Some of the money went to pay the salaries of Hamas terrorists and, in some cases, senior Hamas terrorists took large sums of money for their personal use.
“After Halabi was arrested in 2016, World Vision sent two officials who asked to speak to me, including the manager of their West Bank and Gaza projects. She told me that she visited Gaza periodically to check on the activities, and the farmers showed her the fields and produce,” Steinberg told JNS.
“I asked whether she mentioned concrete tunnels that were probably underneath the fields—she simply shook her head. It was clear that she understood the question. This characterized the entire aid industry’s policy of silent cooperation with Hamas,” he added.

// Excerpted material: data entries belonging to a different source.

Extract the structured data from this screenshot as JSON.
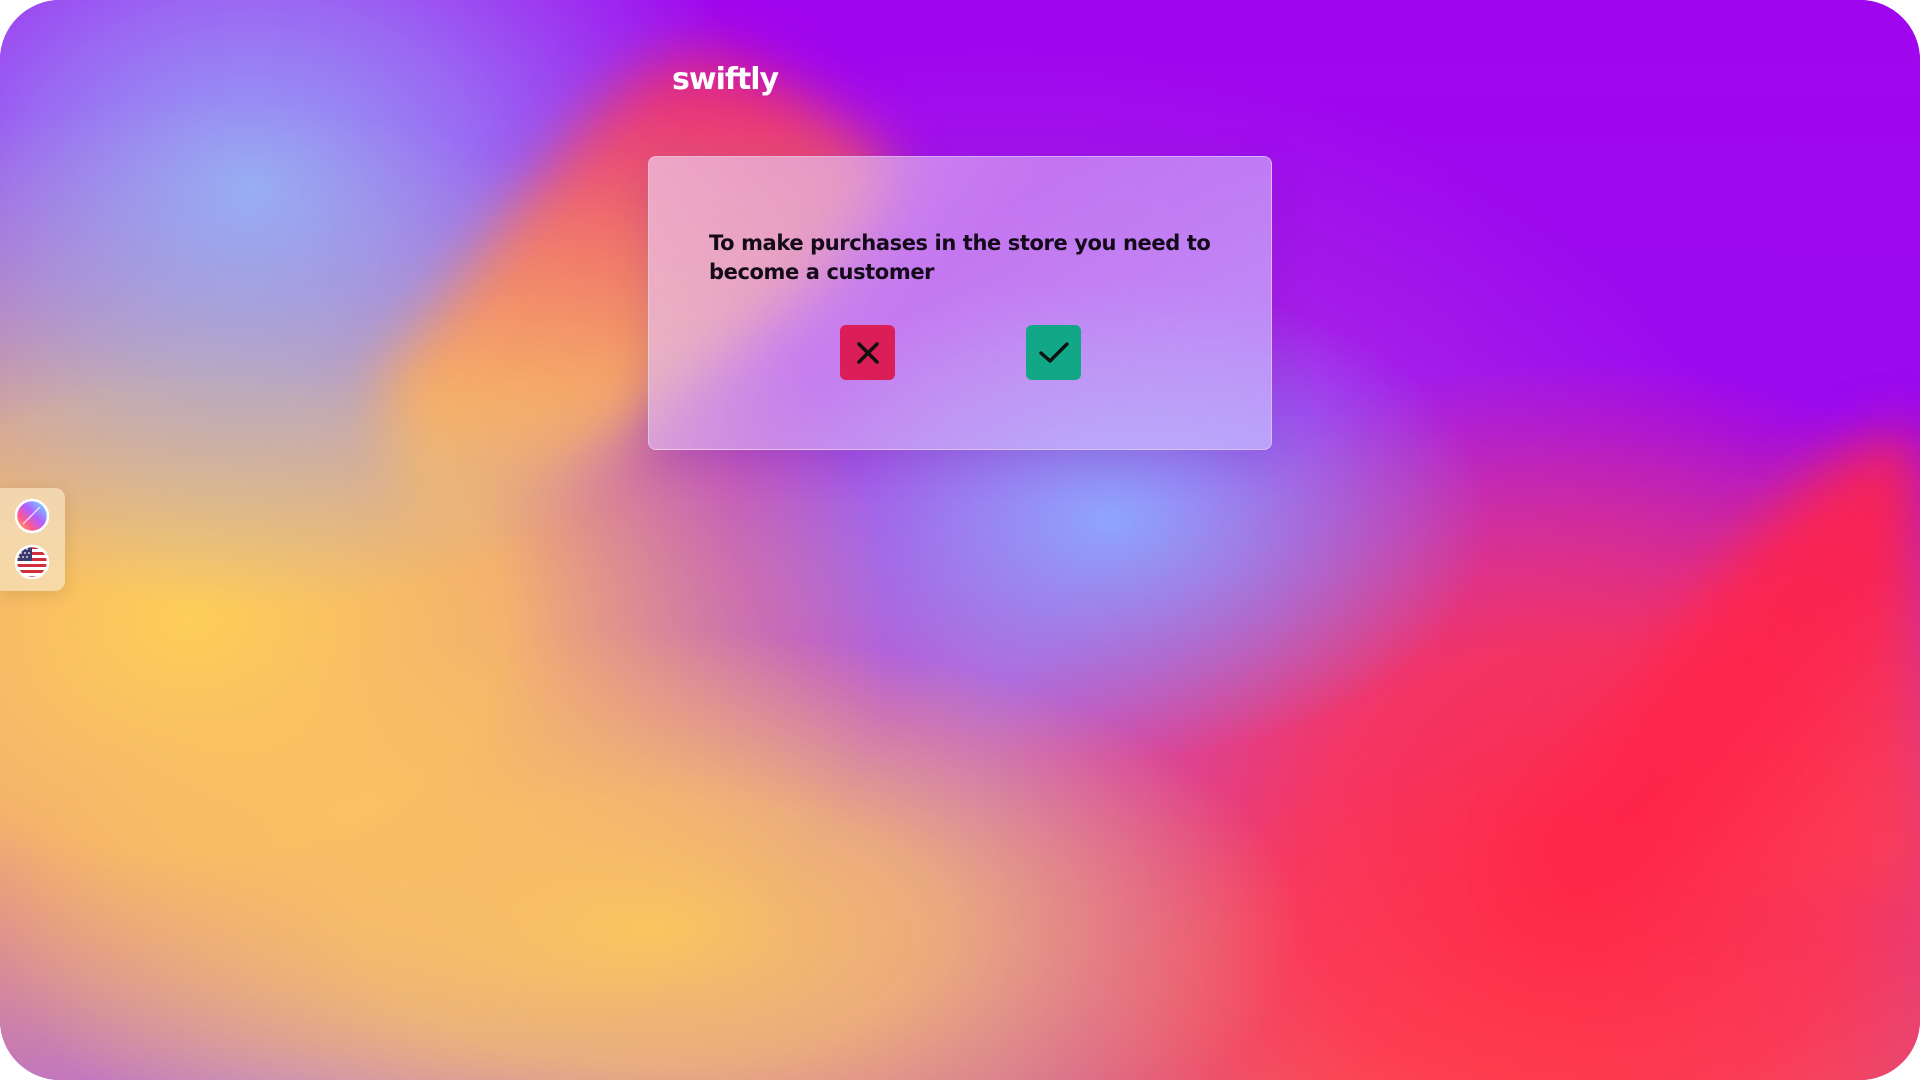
{
  "app": {
    "logo_text": "swiftly"
  },
  "dialog": {
    "message": "To make purchases in the store you need to become a customer",
    "cancel_icon": "close-icon",
    "confirm_icon": "check-icon"
  },
  "side_panel": {
    "items": [
      {
        "icon": "theme-palette-icon"
      },
      {
        "icon": "us-flag-icon"
      }
    ]
  },
  "colors": {
    "cancel": "#dc1e58",
    "confirm": "#12a887",
    "icon_stroke": "#111111",
    "logo": "#ffffff"
  }
}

In the U.S., Sen. Chuck Grassley (R-Iowa) has been pressing World Vision to explain exactly what happened to $491 million it received from the U.S. Agency for International Development (USAID) in 2022.
“It is paramount that U.S. dollars do not, in any way, shape or form, fund or encourage terrorism. Through my investigations into World Vision and work to hold our government agencies accountable, my goal is to improve transparency and make sure every cent of taxpayer money is used as intended and not for illegal activity,” the senator said in a statement to JNS in August.
Because of Halabi’s trial, much is known about World Vision and its connection to terrorism. But World Vision isn’t the only organization that has raised Israeli concerns.
In October 2021, then-Defense Minister Benny Gantz blacklisted six Palestinian non-governmental organizations as terrorist groups linked to the Popular Front for the Liberation of Palestine.
The most prominent of the six NGOs are Al-Haq, which spearheads legal campaigns and Boycott, Divestment and Sanctions activities against Israel, and Addameer, which advocates for Palestinian security prisoners. Both are based in Ramallah.
The other four designated NGOs are Defense for Children-International Palestine, the Union of Palestinian Women’s Committees, the Union of Agricultural Work Committees and the Bisan Research and Advocacy Center. Several of these organizations receive funding from European governments.
Asked about his biggest concerns moving forward, Steinberg said, “Two issues: The continuation of diverting NGO ‘aid’ funding to Hamas terror, and the central role of NGOs and U.N. officials in demonizing Israeli counterterror actions through ‘war crimes’ and ‘collective punishment’ labels.”